NEW YORK (PIX11) -- If you walk in New York York City, you’ve probably stepped on, over or around license plate-sized markers embedded in the streets of busy intersections and never noticed them.
But a Tribeca Film Festival staffer, familiar with the so-called Toynbee tiles, stumbled on one recently that was covered with tar.
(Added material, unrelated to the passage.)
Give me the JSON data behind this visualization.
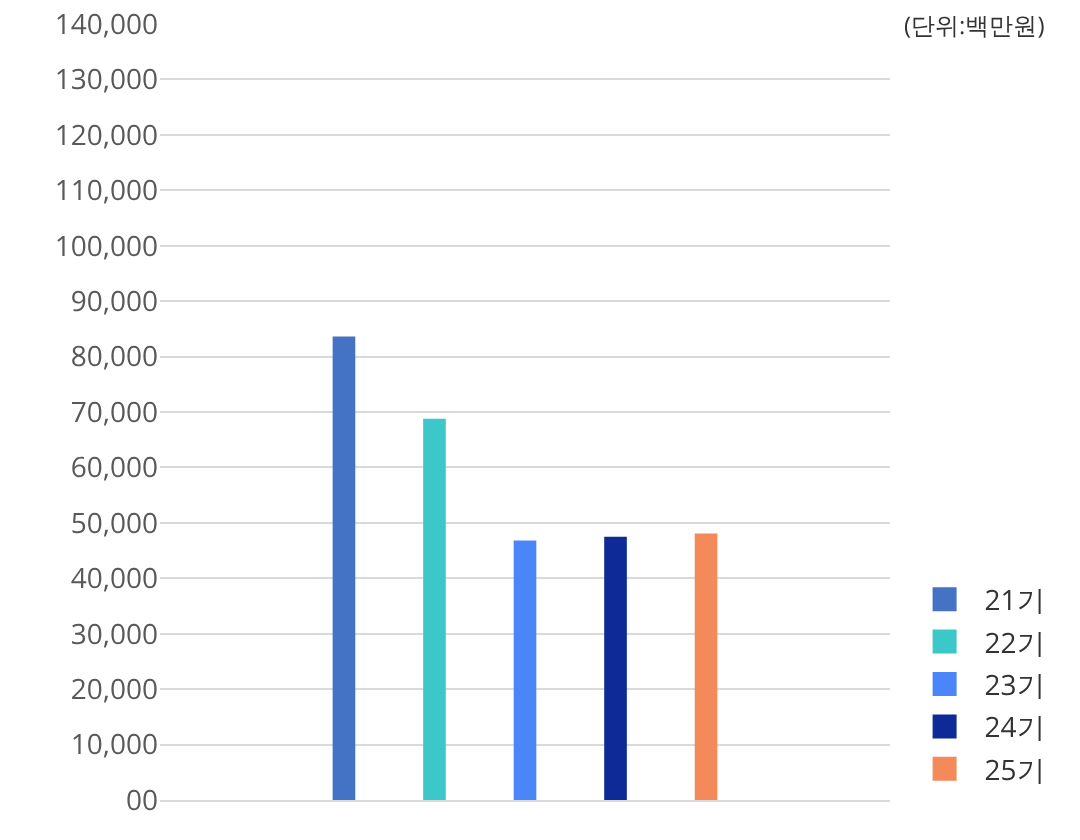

She then called on her colleagues to take a look.
One of them was Tribeca Film Festival Director Genna Terranova who said that after peeling back the tar paper, the Toynbee tile revealed itself.
“Now we have one in our neighborhood,” Terranova said.
The tile was found at Greenwich and north Moore streets, near the film festival’s headquarters.
They apparently appeared first in Philadelphia in the 1980s then showed up in major cities around the country and have been spotted as far away as South America.
They’re all inscribed with basically the same cryptic message, with words including: “Toynbee Idea/Resurrect Dead/Movie 2001/Planet Jupiter.”
“Toynbee” is believed to be the historian Arnold Toynbee, known to make comments about death and the afterlife. “Movie 2001” is a likely reference to Stanley Kubrick’s movie “2001: A Space Odyssey.”
A 2011 documentary called “Resurrect Dead: The Mystery of the Toynbee Tiles” theorizes a Philadelphia man is behind the bizarre plaques.
But no one knows for sure who’s responsible, and what the message on them means.
“The mystery continues because we’re not sure if it’s the same person or multiple people doing it,” Terranova said.